Süddeutsche Zeitung

Schuhbecks Fine Dining:Alfons Schuhbeck greift nach den Sternen

Die asiatisch inspirierte Küche von Schuhbecks Fine Dining am Platzl in München bietet essbare Kunstwerke außerordentlicher Qualität.

Von Felix Mostrich

Bei seinem Großprojekt "Allmähliche Eroberung der Münchner Innenstadt" hat Fernsehkoch Alfons Schuhbeck in diesem Jahr ein paar schöne Siege feiern können. Nach Schuhbecks Gewürzladen, Schuhbecks Tee- und Kaffeegeschäft, Schuhbecks Eissalon und Schuhbecks Kochschule konnte er heuer am Platzl, das bald Schuhbecks Platzl heißen wird, an einer bislang noch nicht eroberten Ecke Schuhbecks Müsliladen eröffnen, eine Art Frühstücksapotheke, die neue Dimensionen des morgendlichen Genießens erschließen und mit ihrer erlesenen Beutelkost in bislang ungeahnte Geschmacksregionen vorstoßen soll.

Doch damit nicht genug: Am Anfang dieses Jahres hat der Platzl-Eroberer seinem aus drei Restaurants und einer Bar bestehenden gastronomischen Großunternehmen ein weiteres Restaurant hinzugefügt, eines das so nah bei seinen anderen Lokalen liegt, dass er sein abendliches Ritual des Sich-den-Gästen-in-Küchenkleidung-Präsentierens auch dort ohne Zeitverlust zelebrieren kann. Das neue Lokal heißt Schuhbecks Fine Dining und ist mit viel historistischem Pomp in die vormals so feinen Räume des Traditionslokals Boettner's hineinmodelliert worden ist. Boettner's war bei Krustentier-Liebhabern, die nicht auf die Preise schauen mussten, Kult - eine kulinarische Instanz seit Menschengedenken, obwohl dort immer nur die gleichen fünf Gerichte zu recht stattlichen Preisen angeboten wurden.

Schuhbeck holte seinen Meisterschüler Maurice Kriegs

Schuhbeck erkannte die Chance, die ihm der von so vielen prominenten Gästen geweihte Ort bot. Hier konnte er seinem Imperium einen Tempel hinzufügen, der ihn in höhere Sterne-Kategorien hinauftragen würde. Also holte er seinen Meisterschüler Maurice Kriegs, der im Drei-Sterne-Restaurant von Christian Bau die Finessen der asiatisch inspirierten französischen Küche erlernt hat, als Küchenchef seines neuen Lokals nach München zurück.

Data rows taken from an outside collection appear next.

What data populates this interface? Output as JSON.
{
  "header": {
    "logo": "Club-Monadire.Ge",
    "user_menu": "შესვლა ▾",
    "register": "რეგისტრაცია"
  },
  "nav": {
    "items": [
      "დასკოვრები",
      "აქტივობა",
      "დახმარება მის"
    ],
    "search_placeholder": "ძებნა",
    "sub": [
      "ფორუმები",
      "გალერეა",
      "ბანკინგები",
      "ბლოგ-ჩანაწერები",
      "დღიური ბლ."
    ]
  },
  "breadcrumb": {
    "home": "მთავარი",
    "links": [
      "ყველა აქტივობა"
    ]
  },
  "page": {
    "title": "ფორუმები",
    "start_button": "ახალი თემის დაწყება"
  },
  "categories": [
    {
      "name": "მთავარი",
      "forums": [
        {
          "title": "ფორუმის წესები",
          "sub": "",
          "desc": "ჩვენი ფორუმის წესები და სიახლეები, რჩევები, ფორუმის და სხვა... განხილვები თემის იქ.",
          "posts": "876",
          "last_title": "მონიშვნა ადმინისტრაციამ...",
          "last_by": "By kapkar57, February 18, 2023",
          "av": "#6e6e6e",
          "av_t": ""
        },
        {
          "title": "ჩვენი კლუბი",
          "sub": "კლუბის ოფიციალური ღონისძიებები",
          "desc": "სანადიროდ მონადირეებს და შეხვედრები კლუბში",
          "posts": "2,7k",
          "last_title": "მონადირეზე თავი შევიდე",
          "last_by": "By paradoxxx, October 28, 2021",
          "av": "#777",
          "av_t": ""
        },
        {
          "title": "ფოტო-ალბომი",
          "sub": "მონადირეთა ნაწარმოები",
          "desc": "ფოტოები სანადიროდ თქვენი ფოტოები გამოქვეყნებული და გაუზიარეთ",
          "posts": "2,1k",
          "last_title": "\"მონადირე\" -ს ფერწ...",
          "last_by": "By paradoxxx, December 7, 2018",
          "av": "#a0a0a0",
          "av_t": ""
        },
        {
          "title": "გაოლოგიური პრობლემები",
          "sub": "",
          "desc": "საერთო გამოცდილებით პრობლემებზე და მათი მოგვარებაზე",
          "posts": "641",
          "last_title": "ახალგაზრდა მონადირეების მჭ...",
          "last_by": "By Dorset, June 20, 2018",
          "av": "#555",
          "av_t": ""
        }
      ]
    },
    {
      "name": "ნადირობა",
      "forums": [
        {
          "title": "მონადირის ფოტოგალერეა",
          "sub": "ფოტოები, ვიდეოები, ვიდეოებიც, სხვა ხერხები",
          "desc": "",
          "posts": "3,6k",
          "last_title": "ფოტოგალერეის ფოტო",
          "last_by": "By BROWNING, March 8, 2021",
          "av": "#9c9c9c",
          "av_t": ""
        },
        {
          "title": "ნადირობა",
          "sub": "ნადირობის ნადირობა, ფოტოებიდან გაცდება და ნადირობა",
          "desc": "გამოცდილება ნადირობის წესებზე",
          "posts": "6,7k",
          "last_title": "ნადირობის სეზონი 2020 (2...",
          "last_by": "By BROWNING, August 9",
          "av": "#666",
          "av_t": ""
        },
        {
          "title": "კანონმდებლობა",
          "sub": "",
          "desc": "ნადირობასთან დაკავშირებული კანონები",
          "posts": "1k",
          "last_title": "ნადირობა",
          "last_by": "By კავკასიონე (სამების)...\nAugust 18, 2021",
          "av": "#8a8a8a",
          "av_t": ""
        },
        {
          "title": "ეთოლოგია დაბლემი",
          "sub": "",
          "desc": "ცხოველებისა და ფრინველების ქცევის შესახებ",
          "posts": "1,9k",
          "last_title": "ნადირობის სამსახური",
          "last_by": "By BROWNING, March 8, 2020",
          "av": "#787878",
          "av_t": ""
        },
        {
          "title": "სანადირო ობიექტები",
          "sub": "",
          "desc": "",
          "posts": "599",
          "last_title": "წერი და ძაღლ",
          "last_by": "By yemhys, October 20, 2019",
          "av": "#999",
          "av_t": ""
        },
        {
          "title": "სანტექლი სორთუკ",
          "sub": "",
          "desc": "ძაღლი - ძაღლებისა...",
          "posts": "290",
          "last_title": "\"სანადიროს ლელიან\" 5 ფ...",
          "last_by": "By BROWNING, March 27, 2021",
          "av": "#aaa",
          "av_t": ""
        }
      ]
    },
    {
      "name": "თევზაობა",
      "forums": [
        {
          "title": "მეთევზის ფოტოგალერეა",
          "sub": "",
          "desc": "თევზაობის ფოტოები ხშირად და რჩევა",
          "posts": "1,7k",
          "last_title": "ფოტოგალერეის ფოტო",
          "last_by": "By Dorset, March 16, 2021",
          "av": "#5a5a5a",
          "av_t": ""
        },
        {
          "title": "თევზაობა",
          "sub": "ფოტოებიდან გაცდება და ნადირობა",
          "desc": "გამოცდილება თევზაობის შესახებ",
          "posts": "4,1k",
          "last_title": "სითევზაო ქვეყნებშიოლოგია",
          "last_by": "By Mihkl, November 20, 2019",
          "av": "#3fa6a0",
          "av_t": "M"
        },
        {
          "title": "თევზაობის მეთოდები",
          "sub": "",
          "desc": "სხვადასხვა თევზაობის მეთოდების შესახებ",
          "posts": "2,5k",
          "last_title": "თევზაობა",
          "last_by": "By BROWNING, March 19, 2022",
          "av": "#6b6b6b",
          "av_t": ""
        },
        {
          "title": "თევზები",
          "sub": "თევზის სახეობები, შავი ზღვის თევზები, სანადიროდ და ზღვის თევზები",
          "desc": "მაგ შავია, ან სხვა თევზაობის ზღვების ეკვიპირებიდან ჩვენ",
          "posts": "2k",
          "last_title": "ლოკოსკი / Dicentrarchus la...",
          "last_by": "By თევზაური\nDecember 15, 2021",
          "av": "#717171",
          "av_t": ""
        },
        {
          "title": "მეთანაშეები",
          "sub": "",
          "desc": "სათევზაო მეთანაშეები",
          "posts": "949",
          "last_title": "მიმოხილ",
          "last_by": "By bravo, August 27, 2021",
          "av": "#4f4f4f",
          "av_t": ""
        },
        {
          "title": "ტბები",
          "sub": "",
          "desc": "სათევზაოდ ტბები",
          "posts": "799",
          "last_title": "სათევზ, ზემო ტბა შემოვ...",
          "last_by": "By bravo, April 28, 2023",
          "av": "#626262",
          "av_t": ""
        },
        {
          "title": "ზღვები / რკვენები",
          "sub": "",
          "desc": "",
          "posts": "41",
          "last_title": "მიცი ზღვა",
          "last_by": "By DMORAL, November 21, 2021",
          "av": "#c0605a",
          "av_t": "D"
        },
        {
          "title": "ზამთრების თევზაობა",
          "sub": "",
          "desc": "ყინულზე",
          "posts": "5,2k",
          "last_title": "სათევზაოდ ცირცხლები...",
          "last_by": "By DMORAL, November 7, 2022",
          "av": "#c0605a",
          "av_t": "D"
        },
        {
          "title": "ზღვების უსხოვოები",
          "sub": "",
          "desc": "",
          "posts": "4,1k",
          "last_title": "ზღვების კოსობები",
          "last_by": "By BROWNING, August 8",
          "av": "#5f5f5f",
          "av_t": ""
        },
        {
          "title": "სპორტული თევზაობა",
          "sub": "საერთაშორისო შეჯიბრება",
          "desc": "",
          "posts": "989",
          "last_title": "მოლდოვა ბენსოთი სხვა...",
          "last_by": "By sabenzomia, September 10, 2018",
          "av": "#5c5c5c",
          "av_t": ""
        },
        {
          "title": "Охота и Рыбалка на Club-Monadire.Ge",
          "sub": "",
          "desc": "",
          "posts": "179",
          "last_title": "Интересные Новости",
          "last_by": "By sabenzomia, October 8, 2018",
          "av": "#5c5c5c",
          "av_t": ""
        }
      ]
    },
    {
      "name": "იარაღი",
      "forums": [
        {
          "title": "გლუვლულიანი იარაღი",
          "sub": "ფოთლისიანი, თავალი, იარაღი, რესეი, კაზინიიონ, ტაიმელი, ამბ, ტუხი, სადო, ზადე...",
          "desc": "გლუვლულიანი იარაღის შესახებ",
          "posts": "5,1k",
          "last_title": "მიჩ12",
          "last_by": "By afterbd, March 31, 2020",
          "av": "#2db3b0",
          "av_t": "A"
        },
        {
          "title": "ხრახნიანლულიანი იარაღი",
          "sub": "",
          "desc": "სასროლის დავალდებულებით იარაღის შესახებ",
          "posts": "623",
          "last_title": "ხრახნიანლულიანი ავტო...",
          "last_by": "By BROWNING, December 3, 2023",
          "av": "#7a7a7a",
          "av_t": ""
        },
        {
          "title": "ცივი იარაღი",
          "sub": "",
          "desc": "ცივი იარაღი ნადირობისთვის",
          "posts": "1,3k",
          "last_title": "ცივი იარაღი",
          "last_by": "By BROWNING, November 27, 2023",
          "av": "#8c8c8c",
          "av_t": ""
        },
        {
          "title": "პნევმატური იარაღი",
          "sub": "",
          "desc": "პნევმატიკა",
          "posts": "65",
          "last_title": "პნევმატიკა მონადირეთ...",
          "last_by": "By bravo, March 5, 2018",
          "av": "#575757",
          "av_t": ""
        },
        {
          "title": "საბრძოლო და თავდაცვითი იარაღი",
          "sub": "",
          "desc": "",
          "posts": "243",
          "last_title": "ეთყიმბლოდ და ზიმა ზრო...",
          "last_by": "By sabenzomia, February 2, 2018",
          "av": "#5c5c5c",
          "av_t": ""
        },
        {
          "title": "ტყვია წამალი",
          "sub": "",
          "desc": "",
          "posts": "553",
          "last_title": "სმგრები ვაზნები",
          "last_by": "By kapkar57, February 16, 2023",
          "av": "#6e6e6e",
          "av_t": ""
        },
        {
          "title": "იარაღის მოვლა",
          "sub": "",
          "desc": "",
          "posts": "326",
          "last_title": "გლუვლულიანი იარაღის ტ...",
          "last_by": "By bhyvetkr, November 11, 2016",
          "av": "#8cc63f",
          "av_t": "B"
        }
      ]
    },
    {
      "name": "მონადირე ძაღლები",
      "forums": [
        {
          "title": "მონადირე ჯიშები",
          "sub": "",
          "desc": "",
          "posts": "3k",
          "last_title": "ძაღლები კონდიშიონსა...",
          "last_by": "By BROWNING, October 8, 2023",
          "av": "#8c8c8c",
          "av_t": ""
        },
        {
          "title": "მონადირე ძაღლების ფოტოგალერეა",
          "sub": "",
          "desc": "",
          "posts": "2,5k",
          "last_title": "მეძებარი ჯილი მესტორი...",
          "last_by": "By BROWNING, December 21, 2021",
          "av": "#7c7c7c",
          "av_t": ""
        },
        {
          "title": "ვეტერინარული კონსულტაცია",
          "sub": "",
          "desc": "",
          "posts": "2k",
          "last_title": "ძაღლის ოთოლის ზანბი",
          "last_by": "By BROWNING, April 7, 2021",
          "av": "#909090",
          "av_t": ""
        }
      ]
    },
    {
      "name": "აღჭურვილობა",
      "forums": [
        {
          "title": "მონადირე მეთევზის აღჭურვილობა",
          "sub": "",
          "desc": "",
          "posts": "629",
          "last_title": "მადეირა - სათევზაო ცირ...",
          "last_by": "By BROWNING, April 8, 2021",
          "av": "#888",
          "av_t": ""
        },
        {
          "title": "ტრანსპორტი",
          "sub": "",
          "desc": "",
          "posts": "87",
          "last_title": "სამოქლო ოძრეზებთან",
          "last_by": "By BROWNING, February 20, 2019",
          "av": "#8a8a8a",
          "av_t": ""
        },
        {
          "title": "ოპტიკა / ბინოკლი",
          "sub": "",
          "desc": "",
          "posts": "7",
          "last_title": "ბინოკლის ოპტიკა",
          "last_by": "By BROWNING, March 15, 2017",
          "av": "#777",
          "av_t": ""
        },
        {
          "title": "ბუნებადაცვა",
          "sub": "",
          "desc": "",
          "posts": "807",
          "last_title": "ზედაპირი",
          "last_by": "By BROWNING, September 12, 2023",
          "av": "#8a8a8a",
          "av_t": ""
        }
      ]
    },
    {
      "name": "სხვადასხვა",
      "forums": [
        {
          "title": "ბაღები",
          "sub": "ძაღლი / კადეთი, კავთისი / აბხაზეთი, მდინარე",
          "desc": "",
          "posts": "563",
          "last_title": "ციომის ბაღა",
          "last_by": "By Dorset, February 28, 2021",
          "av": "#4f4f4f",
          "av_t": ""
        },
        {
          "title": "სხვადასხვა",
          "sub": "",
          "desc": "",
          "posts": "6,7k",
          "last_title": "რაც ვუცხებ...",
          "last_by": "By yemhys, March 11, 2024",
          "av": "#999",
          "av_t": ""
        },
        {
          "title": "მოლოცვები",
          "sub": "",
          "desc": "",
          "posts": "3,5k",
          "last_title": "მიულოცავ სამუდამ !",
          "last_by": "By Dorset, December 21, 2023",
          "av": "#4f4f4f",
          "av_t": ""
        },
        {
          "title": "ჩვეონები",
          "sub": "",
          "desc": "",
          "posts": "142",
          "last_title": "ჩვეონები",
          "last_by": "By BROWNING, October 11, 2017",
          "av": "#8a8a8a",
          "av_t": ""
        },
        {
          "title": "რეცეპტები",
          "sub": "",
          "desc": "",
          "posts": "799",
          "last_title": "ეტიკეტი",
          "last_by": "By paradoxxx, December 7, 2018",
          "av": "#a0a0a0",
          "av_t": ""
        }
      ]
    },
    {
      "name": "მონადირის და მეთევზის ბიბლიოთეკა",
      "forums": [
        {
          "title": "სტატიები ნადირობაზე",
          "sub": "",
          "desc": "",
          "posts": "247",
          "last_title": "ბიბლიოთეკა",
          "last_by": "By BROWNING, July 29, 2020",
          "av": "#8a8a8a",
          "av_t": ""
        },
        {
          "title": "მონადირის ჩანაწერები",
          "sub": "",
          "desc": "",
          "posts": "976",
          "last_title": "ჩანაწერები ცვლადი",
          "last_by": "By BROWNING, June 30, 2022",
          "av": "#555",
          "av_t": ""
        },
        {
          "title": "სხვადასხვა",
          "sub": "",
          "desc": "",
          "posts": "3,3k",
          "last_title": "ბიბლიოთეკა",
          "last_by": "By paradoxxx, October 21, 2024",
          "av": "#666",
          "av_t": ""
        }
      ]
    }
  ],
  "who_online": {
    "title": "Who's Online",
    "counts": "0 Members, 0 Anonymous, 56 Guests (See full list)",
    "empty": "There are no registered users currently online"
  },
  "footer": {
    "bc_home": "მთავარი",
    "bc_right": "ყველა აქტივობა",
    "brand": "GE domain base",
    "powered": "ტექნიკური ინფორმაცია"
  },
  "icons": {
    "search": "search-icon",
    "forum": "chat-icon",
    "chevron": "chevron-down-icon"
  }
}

Nun stehen also, quasi als Gruß aus Schuhbecks Gewürzladen, auf den Tischen vier verschieden gewürzte Salze neben den obligaten Pfeffer- und Salzmühlen und neben der exquisiten gläsernen Chilimühle, die sich wie eine Chilischote krümmt. Die ersten Grüße aus der Küche werden materialgerecht in echten Avocadoschalen serviert, die Dessertpralinen standesgemäß auf einem Beet gehackter Kaffeebohnen und die Früchtekringel des Prédesserts auf einer transparenten Schachtel, die voll ist von essbaren Kunstwerken, die aussehen, als würden sie einer Goldschmiedewerkstatt entstammen. Beim ästhetischen Dekor ist Schuhbeck also schon ganz oben angekommen. Und aus der Küche kommen vielversprechende Signale.

Maurice Kriegs stellt jede Woche ein Vier- und ein Fünfgang-Menü zu je 113 Euro (mit Weinbegleitung 168 Euro) zusammen, dessen Bestandteile so aufeinander abgestimmt sind, dass der Spannungsbogen nicht reißt. Der Aufwand, der in der Küche betrieben wird, um den teuren Materialien alle Geschmacksnuancen zu entlocken, ist teilweise enorm. Bei Bavette und Backerl vom Wagyu-Rind etwa gesellt sich zu dem Teller, auf dem das fabelhaft mürbe Flanksteak liegt, ein Töpfchen, in dem die Zubereitung des Backerls auf den Gaumen wartet. Die dazukomponierten grünen, weißen und schwarzen Bohnen treten in vier verschiedenen Aggregatzuständen auf, die sich quasi symphonisch ergänzen.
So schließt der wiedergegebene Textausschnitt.